Thank you Sir, but there is a doubt. Actually I am using the deeplabv3 library with resnet101 backbone. I have 2 classes, and I created a model and saved it as ‘segmodel.pth’ . and if i check the summary like the way you mentioned in the above comment by passing num_classes=2, I got the summary which is different from when I run model.eval().
In model.eval(), it shows the aux_classifier also i.e (FCN head), and in summary it is not showing that aux_classifier.
Moreover the output stride is 16 in summary , while in model.eval it is 8 (according to dilation rates =12,24,36).
and now I checked it like this following
model = deeplabv3_resnet101(num_classes=2)
model.load_state_dict(torch.load('segmodel.pth'))
summary(model, input_size=(batch_size,3,128,128))
and got the following error
RuntimeError Traceback (most recent call last)
<ipython-input-45-019b1f66b653> in <cell line: 8>()
6
7 model = deeplabv3_resnet101(num_classes=2)
----> 8 model.load_state_dict(torch.load('segmodel.pth'))
9 summary(model, input_size=(batch_size,3,128,128))
10
/usr/local/lib/python3.10/dist-packages/torch/nn/modules/module.py in load_state_dict(self, state_dict, strict, assign)
2150
2151 if len(error_msgs) > 0:
-> 2152 raise RuntimeError('Error(s) in loading state_dict for {}:\n\t{}'.format(
2153 self.__class__.__name__, "\n\t".join(error_msgs)))

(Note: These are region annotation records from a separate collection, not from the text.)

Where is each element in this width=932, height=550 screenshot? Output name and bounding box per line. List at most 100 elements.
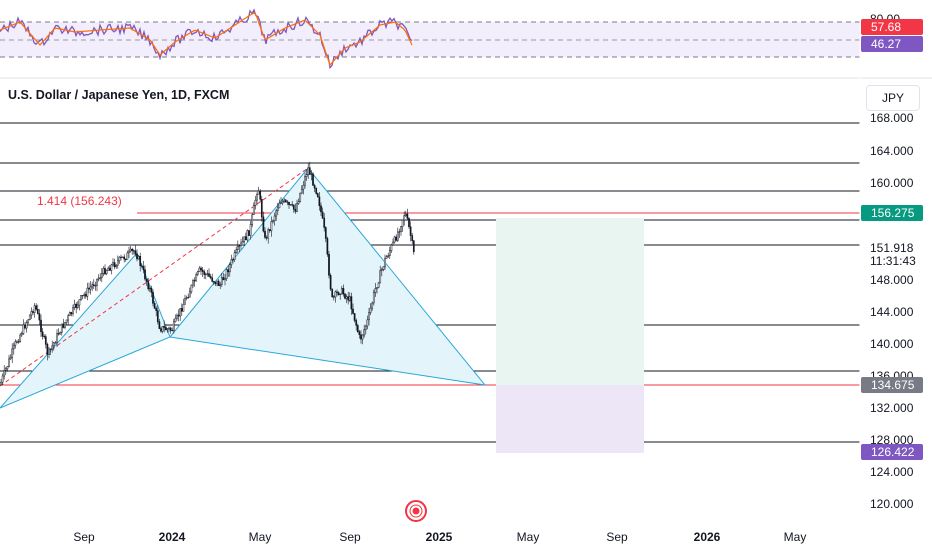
candle-body — [396, 231, 399, 241]
candle-body — [254, 199, 257, 206]
candle-body — [318, 196, 321, 207]
candle-body — [302, 184, 305, 190]
candle-body — [136, 253, 138, 260]
candle-body — [153, 303, 156, 309]
candle-body — [384, 258, 386, 268]
candle-body — [88, 287, 90, 290]
time-axis-label: 2025 — [425, 530, 453, 544]
candle-body — [409, 226, 412, 236]
price-axis-label: 148.000 — [870, 273, 914, 287]
candle-body — [174, 317, 177, 323]
candle-body — [51, 345, 54, 350]
symbol-title[interactable]: U.S. Dollar / Japanese Yen, 1D, FXCM — [8, 88, 230, 102]
candle-body — [147, 281, 150, 290]
candle-body — [48, 348, 50, 355]
candle-body — [392, 241, 394, 246]
candle-body — [288, 202, 290, 205]
candle-body — [225, 269, 228, 279]
candle-body — [201, 269, 204, 272]
candle-body — [1, 375, 4, 383]
candle-body — [89, 286, 92, 290]
candle-body — [294, 209, 297, 212]
candle-body — [70, 312, 73, 315]
candle-body — [324, 227, 327, 239]
candle-body — [246, 230, 249, 241]
price-axis-label: 144.000 — [870, 305, 914, 319]
lower-price-badge: 126.422 — [861, 444, 923, 460]
candle-body — [72, 307, 74, 315]
candle-body — [217, 280, 220, 286]
rsi-band — [0, 22, 860, 57]
candle-body — [203, 271, 206, 275]
candle-body — [123, 256, 126, 260]
candle-body — [30, 311, 33, 316]
candle-body — [96, 278, 98, 286]
candle-body — [284, 199, 287, 203]
candle-body — [259, 190, 262, 200]
candle-body — [160, 328, 162, 332]
profit-zone[interactable] — [496, 218, 644, 385]
candle-body — [134, 250, 137, 255]
candle-body — [240, 242, 242, 246]
candle-body — [164, 327, 167, 331]
loss-zone[interactable] — [496, 385, 644, 453]
candle-body — [320, 205, 322, 213]
currency-button[interactable]: JPY — [866, 85, 920, 111]
price-axis-label: 128.000 — [870, 433, 914, 447]
candle-body — [112, 262, 114, 266]
candle-body — [161, 326, 164, 332]
candle-body — [398, 231, 401, 233]
candle-body — [104, 268, 106, 275]
candle-body — [232, 259, 234, 261]
candle-body — [97, 277, 100, 280]
candle-body — [145, 278, 148, 282]
candle-body — [196, 271, 199, 275]
candle-body — [360, 334, 362, 340]
candle-body — [83, 294, 86, 296]
candle-body — [182, 304, 185, 312]
candle-body — [73, 303, 76, 308]
fib-extension-label: 1.414 (156.243) — [37, 194, 122, 208]
candle-body — [281, 201, 284, 204]
candle-body — [86, 287, 89, 297]
candle-body — [211, 277, 214, 282]
candle-body — [248, 230, 250, 236]
candle-body — [299, 192, 302, 202]
candle-body — [300, 188, 303, 194]
candle-body — [171, 330, 174, 332]
candle-body — [94, 285, 97, 287]
candle-body — [388, 250, 391, 256]
rsi-pane — [0, 8, 860, 70]
candle-body — [347, 296, 350, 301]
candle-body — [369, 307, 372, 313]
candle-body — [102, 268, 105, 274]
candle-body — [358, 331, 361, 335]
candle-body — [260, 199, 263, 218]
candle-body — [185, 297, 188, 299]
candle-body — [230, 259, 233, 265]
candle-body — [216, 280, 218, 284]
candle-body — [345, 296, 348, 299]
candle-body — [332, 296, 335, 298]
candle-body — [67, 315, 70, 321]
candle-body — [224, 278, 226, 281]
candle-body — [43, 335, 46, 338]
candle-body — [356, 325, 359, 333]
candle-body — [84, 294, 87, 297]
candle-body — [6, 366, 9, 370]
candle-body — [366, 319, 369, 327]
candle-body — [275, 210, 278, 217]
candle-body — [107, 267, 110, 271]
candle-body — [14, 341, 17, 346]
candle-body — [235, 249, 238, 253]
candle-body — [316, 193, 319, 198]
candle-body — [244, 236, 247, 241]
target-icon[interactable] — [404, 499, 428, 523]
candle-body — [49, 348, 52, 350]
candle-body — [304, 176, 306, 186]
price-axis-label: 168.000 — [870, 111, 914, 125]
candle-body — [257, 190, 260, 195]
candle-body — [128, 250, 130, 254]
candle-body — [222, 277, 225, 281]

2154 return _IncompatibleKeys(missing_keys, unexpected_keys)
RuntimeError: Error(s) in loading state_dict for DeepLabV3:
Unexpected key(s) in state_dict: "aux_classifier.0.weight", "aux_classifier.1.weight", "aux_classifier.1.bias", "aux_classifier.1.running_mean", "aux_classifier.1.running_var", "aux_classifier.1.num_batches_tracked", "aux_classifier.4.weight", "aux_classifier.4.bias".